Nihayet çelimsiz, orta yaşı geçkince bir adam işi kabul etti. Adamın haline bakıp 'çiftlik işlerinden anlar mısın?' diye sormadan edemedi çiftlik sahibi. 'Sayılır' dedi adam, 'Fırtına çıktığında uyuyabilirim'.
Bu ilgisiz sözü biraz düşündü, sonra boş verip çaresiz adamı işe aldı. Haftalar geçtikçe adamın çiftlik işlerini düzenli olarak yürüttüğünü de görünce içi rahatladı. Ta ki o fırtınaya kadar!
Gece yarısı, fırtınanın o müthiş uğultusuyla uyandı çiftçi. Öyle ki, bina çatırdıyordu. Yatağından fırladı, adamın odasına koştu: 'Kalk, kalk!

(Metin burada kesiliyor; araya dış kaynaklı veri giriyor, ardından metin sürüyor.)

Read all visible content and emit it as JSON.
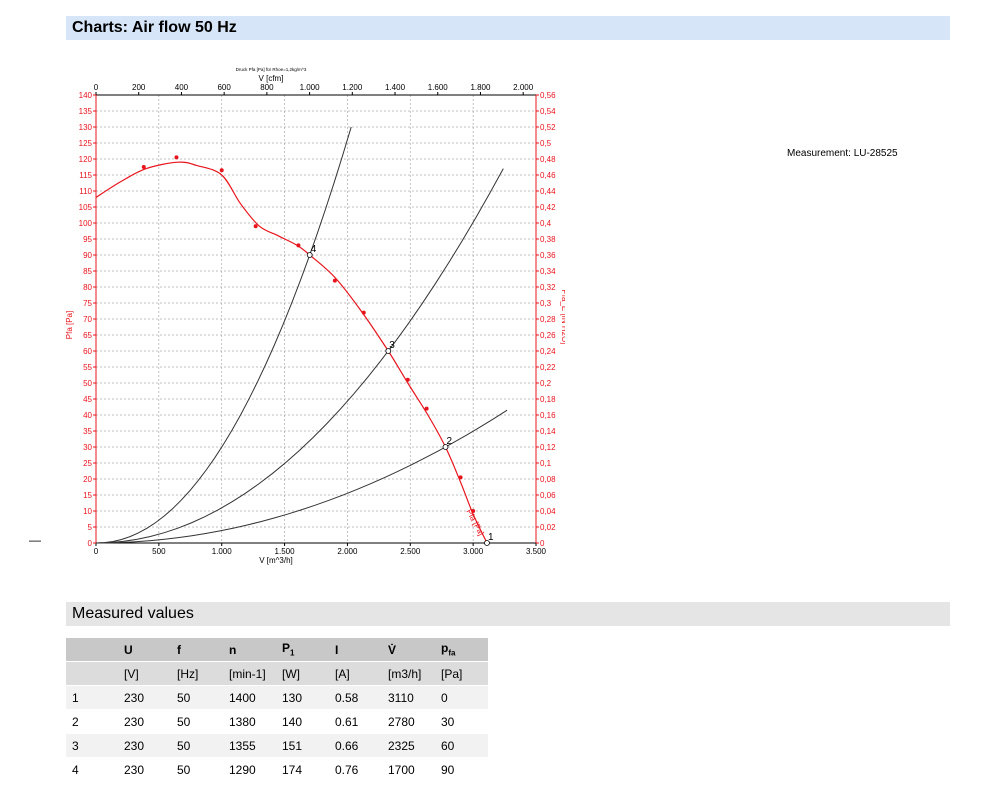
{
  "header": {
    "title": "Charts: Air flow 50 Hz"
  },
  "measurement": "Measurement: LU-28525",
  "dash": "—",
  "chart_data": {
    "type": "line",
    "title": "Druck Pfa [Pa] für Rhoe=1,2kg/m^3",
    "xlabel": "V [m^3/h]",
    "x2label": "V [cfm]",
    "ylabel": "Pfa [Pa]",
    "y2label": "Pfa_E [IN H2O]",
    "xlim": [
      0,
      3500
    ],
    "ylim": [
      0,
      140
    ],
    "x2lim": [
      0,
      2060
    ],
    "y2lim": [
      0,
      0.56
    ],
    "xticks": [
      0,
      500,
      1000,
      1500,
      2000,
      2500,
      3000,
      3500
    ],
    "xtick_labels": [
      "0",
      "500",
      "1.000",
      "1.500",
      "2.000",
      "2.500",
      "3.000",
      "3.500"
    ],
    "x2ticks": [
      0,
      200,
      400,
      600,
      800,
      1000,
      1200,
      1400,
      1600,
      1800,
      2000
    ],
    "x2tick_labels": [
      "0",
      "200",
      "400",
      "600",
      "800",
      "1.000",
      "1.200",
      "1.400",
      "1.600",
      "1.800",
      "2.000"
    ],
    "yticks": [
      0,
      5,
      10,
      15,
      20,
      25,
      30,
      35,
      40,
      45,
      50,
      55,
      60,
      65,
      70,
      75,
      80,
      85,
      90,
      95,
      100,
      105,
      110,
      115,
      120,
      125,
      130,
      135,
      140
    ],
    "y2ticks": [
      0,
      0.02,
      0.04,
      0.06,
      0.08,
      0.1,
      0.12,
      0.14,
      0.16,
      0.18,
      0.2,
      0.22,
      0.24,
      0.26,
      0.28,
      0.3,
      0.32,
      0.34,
      0.36,
      0.38,
      0.4,
      0.42,
      0.44,
      0.46,
      0.48,
      0.5,
      0.52,
      0.54,
      0.56
    ],
    "y2tick_labels": [
      "0",
      "0,02",
      "0,04",
      "0,06",
      "0,08",
      "0,1",
      "0,12",
      "0,14",
      "0,16",
      "0,18",
      "0,2",
      "0,22",
      "0,24",
      "0,26",
      "0,28",
      "0,3",
      "0,32",
      "0,34",
      "0,36",
      "0,38",
      "0,4",
      "0,42",
      "0,44",
      "0,46",
      "0,48",
      "0,5",
      "0,52",
      "0,54",
      "0,56"
    ],
    "grid": true,
    "fan_curve": {
      "name": "Pfa [Pa]",
      "color": "#e8141c",
      "x": [
        0,
        200,
        400,
        650,
        800,
        1000,
        1150,
        1300,
        1450,
        1600,
        1700,
        1900,
        2100,
        2325,
        2480,
        2640,
        2780,
        2900,
        3000,
        3110
      ],
      "y": [
        108,
        113,
        117,
        119,
        118,
        115,
        106,
        99,
        96,
        93,
        90,
        83,
        73,
        60,
        50,
        40,
        30,
        19,
        9,
        0
      ],
      "markers_x": [
        380,
        640,
        1000,
        1270,
        1610,
        1900,
        2130,
        2480,
        2630,
        2900,
        3000
      ],
      "markers_y": [
        117.5,
        120.5,
        116.5,
        99,
        93,
        82,
        72,
        51,
        42,
        20.5,
        10
      ]
    },
    "system_curves": [
      {
        "color": "#333333",
        "x": [
          0,
          1700,
          2030
        ],
        "y": [
          0,
          90,
          130
        ]
      },
      {
        "color": "#333333",
        "x": [
          0,
          2325,
          3240
        ],
        "y": [
          0,
          60,
          117
        ]
      },
      {
        "color": "#333333",
        "x": [
          0,
          2780,
          3270
        ],
        "y": [
          0,
          30,
          41.5
        ]
      }
    ],
    "operating_points": [
      {
        "label": "1",
        "x": 3110,
        "y": 0
      },
      {
        "label": "2",
        "x": 2780,
        "y": 30
      },
      {
        "label": "3",
        "x": 2325,
        "y": 60
      },
      {
        "label": "4",
        "x": 1700,
        "y": 90
      }
    ]
  },
  "measured": {
    "title": "Measured values",
    "headers": [
      "",
      "U",
      "f",
      "n",
      "P",
      "I",
      "V̇",
      "p"
    ],
    "header_subs": [
      "",
      "",
      "",
      "",
      "1",
      "",
      "",
      "fa"
    ],
    "units": [
      "",
      "[V]",
      "[Hz]",
      "[min-1]",
      "[W]",
      "[A]",
      "[m3/h]",
      "[Pa]"
    ],
    "rows": [
      [
        "1",
        "230",
        "50",
        "1400",
        "130",
        "0.58",
        "3110",
        "0"
      ],
      [
        "2",
        "230",
        "50",
        "1380",
        "140",
        "0.61",
        "2780",
        "30"
      ],
      [
        "3",
        "230",
        "50",
        "1355",
        "151",
        "0.66",
        "2325",
        "60"
      ],
      [
        "4",
        "230",
        "50",
        "1290",
        "174",
        "0.76",
        "1700",
        "90"
      ]
    ]
  }
}
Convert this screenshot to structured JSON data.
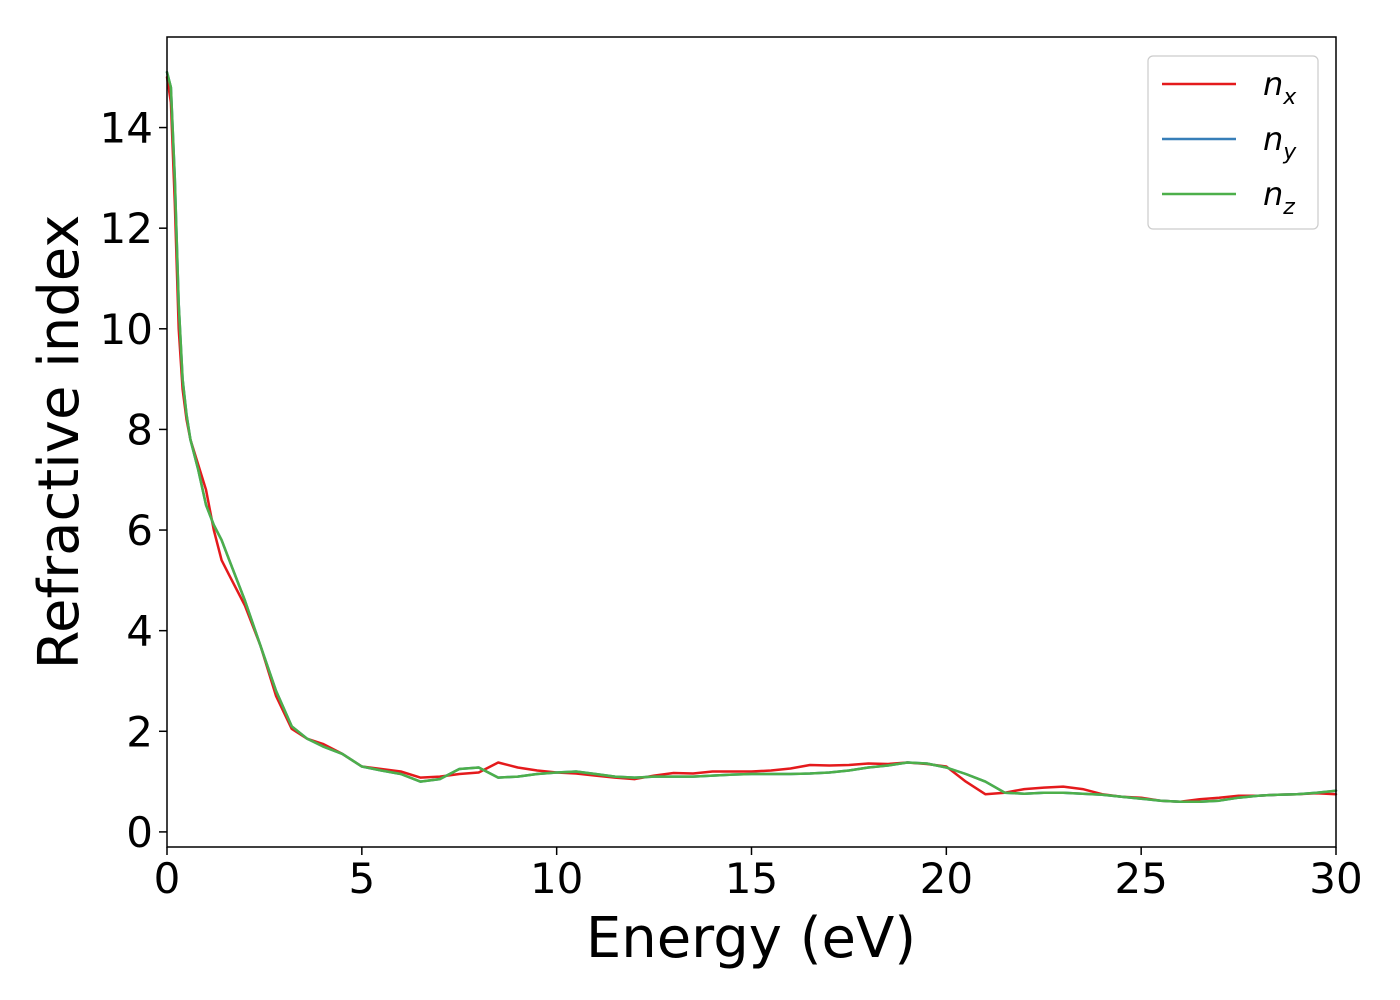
{
  "chart_data": {
    "type": "line",
    "title": "",
    "xlabel": "Energy (eV)",
    "ylabel": "Refractive index",
    "xlim": [
      0,
      30
    ],
    "ylim": [
      -0.3,
      15.8
    ],
    "xticks": [
      0,
      5,
      10,
      15,
      20,
      25,
      30
    ],
    "yticks": [
      0,
      2,
      4,
      6,
      8,
      10,
      12,
      14
    ],
    "grid": false,
    "legend_position": "top-right",
    "series": [
      {
        "name": "n",
        "sub": "x",
        "color": "#e41a1c",
        "x": [
          0,
          0.1,
          0.2,
          0.3,
          0.4,
          0.5,
          0.6,
          0.8,
          1.0,
          1.2,
          1.4,
          1.6,
          2.0,
          2.4,
          2.8,
          3.2,
          3.6,
          4.0,
          4.5,
          5.0,
          5.5,
          6.0,
          6.5,
          7.0,
          7.5,
          8.0,
          8.5,
          9.0,
          9.5,
          10.0,
          10.5,
          11.0,
          11.5,
          12.0,
          12.5,
          13.0,
          13.5,
          14.0,
          14.5,
          15.0,
          15.5,
          16.0,
          16.5,
          17.0,
          17.5,
          18.0,
          18.5,
          19.0,
          19.5,
          20.0,
          20.5,
          21.0,
          21.5,
          22.0,
          22.5,
          23.0,
          23.5,
          24.0,
          24.5,
          25.0,
          25.5,
          26.0,
          26.5,
          27.0,
          27.5,
          28.0,
          28.5,
          29.0,
          29.5,
          30.0
        ],
        "y": [
          15.0,
          14.5,
          12.5,
          10.0,
          8.8,
          8.2,
          7.8,
          7.3,
          6.8,
          6.0,
          5.4,
          5.1,
          4.5,
          3.7,
          2.7,
          2.05,
          1.85,
          1.75,
          1.55,
          1.3,
          1.25,
          1.2,
          1.08,
          1.1,
          1.15,
          1.18,
          1.38,
          1.28,
          1.22,
          1.18,
          1.16,
          1.12,
          1.08,
          1.05,
          1.12,
          1.17,
          1.16,
          1.2,
          1.2,
          1.2,
          1.22,
          1.26,
          1.33,
          1.32,
          1.33,
          1.36,
          1.35,
          1.38,
          1.35,
          1.3,
          1.0,
          0.75,
          0.78,
          0.85,
          0.88,
          0.9,
          0.85,
          0.75,
          0.7,
          0.68,
          0.62,
          0.6,
          0.65,
          0.68,
          0.72,
          0.72,
          0.74,
          0.75,
          0.77,
          0.75
        ]
      },
      {
        "name": "n",
        "sub": "y",
        "color": "#377eb8",
        "x": [
          0,
          0.1,
          0.2,
          0.3,
          0.4,
          0.5,
          0.6,
          0.8,
          1.0,
          1.2,
          1.4,
          1.6,
          2.0,
          2.4,
          2.8,
          3.2,
          3.6,
          4.0,
          4.5,
          5.0,
          5.5,
          6.0,
          6.5,
          7.0,
          7.5,
          8.0,
          8.5,
          9.0,
          9.5,
          10.0,
          10.5,
          11.0,
          11.5,
          12.0,
          12.5,
          13.0,
          13.5,
          14.0,
          14.5,
          15.0,
          15.5,
          16.0,
          16.5,
          17.0,
          17.5,
          18.0,
          18.5,
          19.0,
          19.5,
          20.0,
          20.5,
          21.0,
          21.5,
          22.0,
          22.5,
          23.0,
          23.5,
          24.0,
          24.5,
          25.0,
          25.5,
          26.0,
          26.5,
          27.0,
          27.5,
          28.0,
          28.5,
          29.0,
          29.5,
          30.0
        ],
        "y": [
          15.1,
          14.8,
          13.0,
          10.5,
          9.0,
          8.3,
          7.8,
          7.2,
          6.5,
          6.1,
          5.8,
          5.4,
          4.6,
          3.7,
          2.8,
          2.1,
          1.85,
          1.7,
          1.55,
          1.3,
          1.22,
          1.15,
          1.0,
          1.05,
          1.25,
          1.28,
          1.08,
          1.1,
          1.15,
          1.18,
          1.2,
          1.15,
          1.1,
          1.08,
          1.1,
          1.1,
          1.1,
          1.12,
          1.14,
          1.15,
          1.15,
          1.15,
          1.16,
          1.18,
          1.22,
          1.28,
          1.32,
          1.38,
          1.36,
          1.28,
          1.15,
          1.0,
          0.78,
          0.76,
          0.78,
          0.78,
          0.76,
          0.74,
          0.7,
          0.66,
          0.62,
          0.6,
          0.6,
          0.62,
          0.68,
          0.72,
          0.74,
          0.75,
          0.78,
          0.82
        ]
      },
      {
        "name": "n",
        "sub": "z",
        "color": "#4daf4a",
        "x": [
          0,
          0.1,
          0.2,
          0.3,
          0.4,
          0.5,
          0.6,
          0.8,
          1.0,
          1.2,
          1.4,
          1.6,
          2.0,
          2.4,
          2.8,
          3.2,
          3.6,
          4.0,
          4.5,
          5.0,
          5.5,
          6.0,
          6.5,
          7.0,
          7.5,
          8.0,
          8.5,
          9.0,
          9.5,
          10.0,
          10.5,
          11.0,
          11.5,
          12.0,
          12.5,
          13.0,
          13.5,
          14.0,
          14.5,
          15.0,
          15.5,
          16.0,
          16.5,
          17.0,
          17.5,
          18.0,
          18.5,
          19.0,
          19.5,
          20.0,
          20.5,
          21.0,
          21.5,
          22.0,
          22.5,
          23.0,
          23.5,
          24.0,
          24.5,
          25.0,
          25.5,
          26.0,
          26.5,
          27.0,
          27.5,
          28.0,
          28.5,
          29.0,
          29.5,
          30.0
        ],
        "y": [
          15.1,
          14.8,
          13.0,
          10.5,
          9.0,
          8.3,
          7.8,
          7.2,
          6.5,
          6.1,
          5.8,
          5.4,
          4.6,
          3.7,
          2.8,
          2.1,
          1.85,
          1.7,
          1.55,
          1.3,
          1.22,
          1.15,
          1.0,
          1.05,
          1.25,
          1.28,
          1.08,
          1.1,
          1.15,
          1.18,
          1.2,
          1.15,
          1.1,
          1.08,
          1.1,
          1.1,
          1.1,
          1.12,
          1.14,
          1.15,
          1.15,
          1.15,
          1.16,
          1.18,
          1.22,
          1.28,
          1.32,
          1.38,
          1.36,
          1.28,
          1.15,
          1.0,
          0.78,
          0.76,
          0.78,
          0.78,
          0.76,
          0.74,
          0.7,
          0.66,
          0.62,
          0.6,
          0.6,
          0.62,
          0.68,
          0.72,
          0.74,
          0.75,
          0.78,
          0.82
        ]
      }
    ]
  }
}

Fırtına çıktı. Herşeyi uçurmadan yapabileceklerimizi yapalım!' Adam yatağından bile doğrulmadan mırıldandı: 'Boş verin efendim, gidin yatın. İşe girerken ben size 'fırtına çıktığında uyuyabilirim' demiştim ya.'
Çiftçi adamın rahatlığına çıldırmıştı. Ertesi sabah ilk işi onu kovmak olacaktı ama şimdi fırtınaya bir çare bulmak gerekiyordu.
Dışarı çıktı, saman balyalarına koştu: A-aa! Saman balyaları birleştirilmiş, üzeri muşamba ile örtülmüş, sıkıca bağlanmıştı. Ahıra koştu. İneklerin tamamı bahçeden ahıra sokulmuş, ahırın kapısı desteklenmişti. Tekrar evine yöneldi; evin kepenklerinin tamamı kapatılmıştı. Çiftçi rahatlamış bir halde odasına döndü, yatağına yattı. Fırtına uğuldamaya devam ediyordu. Gülümsedi ve gözlerini kapatırken mırıldandı: 'Fırtına çıktığında uyuyabilirim'.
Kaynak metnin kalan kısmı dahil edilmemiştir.